There is something important to note here. Early on, I noticed that the app actually let you execute gambles with a wager of 0 tokens. It tells you the result of the gamble coin toss, but no money is ever gained or lost. This was one of the original discoveries that inspired my investigation into the random number generator. This could, arguably, be considered a bug, but it’s something that doesn’t really hurt or help malicious users. In this case, due to the app’s weak random number generator, it allowed for information leakage, but, with a cryptographically strong number generator, this would be a non-issue. This subtle behavior, though, allowed me to glean helpful information about the internal number generator state.

Once we have determined the seed we can start gambling. Since we know that any continuous runs of the random number generator will be periodically interrupted, we take this into account when coming up with a gambling strategy. Basically, the strategy is the following:

  1. Feed a small number of gambles into the system as fast as possible, so as to produce a run of gambles, call it \(Primer\), with (hopefully) no random number generator skips.
  2. Since we know the full random number sequence (because we found the seed), use the sequence \(Primer\) to locate ourselves in the sequence. It should be easy to approximate where in the sequence we are since we can estimate how long it’s been since the server has started.
  3. Once we determine the current RNG generation, we start gambling, using each next output of the random number sequence as our prediction. We gamble continuously until the first loss, at whatever desired rate of risk. Once we lose, we assume that a periodic status check interfered with our continuous generation run.
  4. Wait a small period of time for the status check to finish. Then go back to step 1 and repeat.

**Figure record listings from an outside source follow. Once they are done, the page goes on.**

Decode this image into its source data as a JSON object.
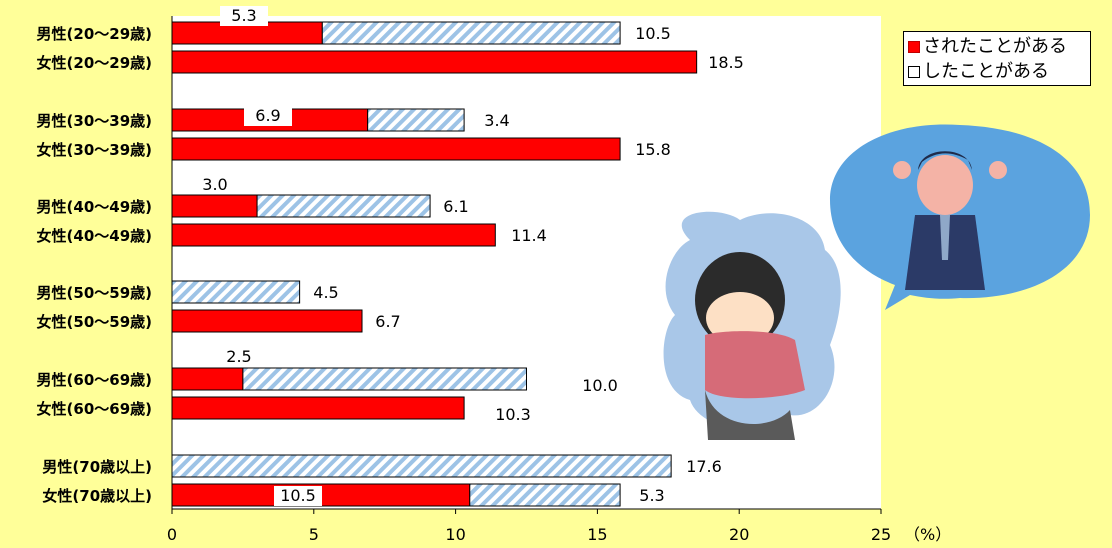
{
  "chart_data": {
    "type": "bar",
    "orientation": "horizontal",
    "stacked": true,
    "categories": [
      "男性(20～29歳)",
      "女性(20～29歳)",
      "男性(30～39歳)",
      "女性(30～39歳)",
      "男性(40～49歳)",
      "女性(40～49歳)",
      "男性(50～59歳)",
      "女性(50～59歳)",
      "男性(60～69歳)",
      "女性(60～69歳)",
      "男性(70歳以上)",
      "女性(70歳以上)"
    ],
    "series": [
      {
        "name": "されたことがある",
        "color": "#FF0000",
        "values": [
          5.3,
          18.5,
          6.9,
          15.8,
          3.0,
          11.4,
          null,
          6.7,
          2.5,
          10.3,
          null,
          10.5
        ]
      },
      {
        "name": "したことがある",
        "color": "#9DC3E6",
        "pattern": "diagonal-stripes",
        "values": [
          10.5,
          null,
          3.4,
          null,
          6.1,
          null,
          4.5,
          null,
          10.0,
          null,
          17.6,
          5.3
        ]
      }
    ],
    "xlim": [
      0,
      25
    ],
    "xticks": [
      "0",
      "5",
      "10",
      "15",
      "20",
      "25"
    ],
    "xunit": "（%）",
    "grid": false,
    "legend_position": "top-right"
  },
  "legend": {
    "items": [
      "されたことがある",
      "したことがある"
    ]
  }
}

This strategy, even with occasional losses, or unexpected blips, was ultimately successful, as evidenced my final Mongobucks balance, that well exceeded the billion token mark:

alt text

Concluding Thoughts

For me, this was an interesting exploration of Go’s random number generator and some of its unexpected behaviors. Default random number generators should always be considered insecure, but I wanted to see what it would actually take to beat one that uses a non-trivial algorithm. It turned out to be a good exercise in programming, debugging, and penetration testing. For those interested, there is a somewhat unstructured collection of code that I used throughout this process located here. They are mostly one-off scripts and probably can’t be used for anything general purpose, but they represent a dump of the tools I used during this hacking process. Also, you can view the original Mongobucks app source code here.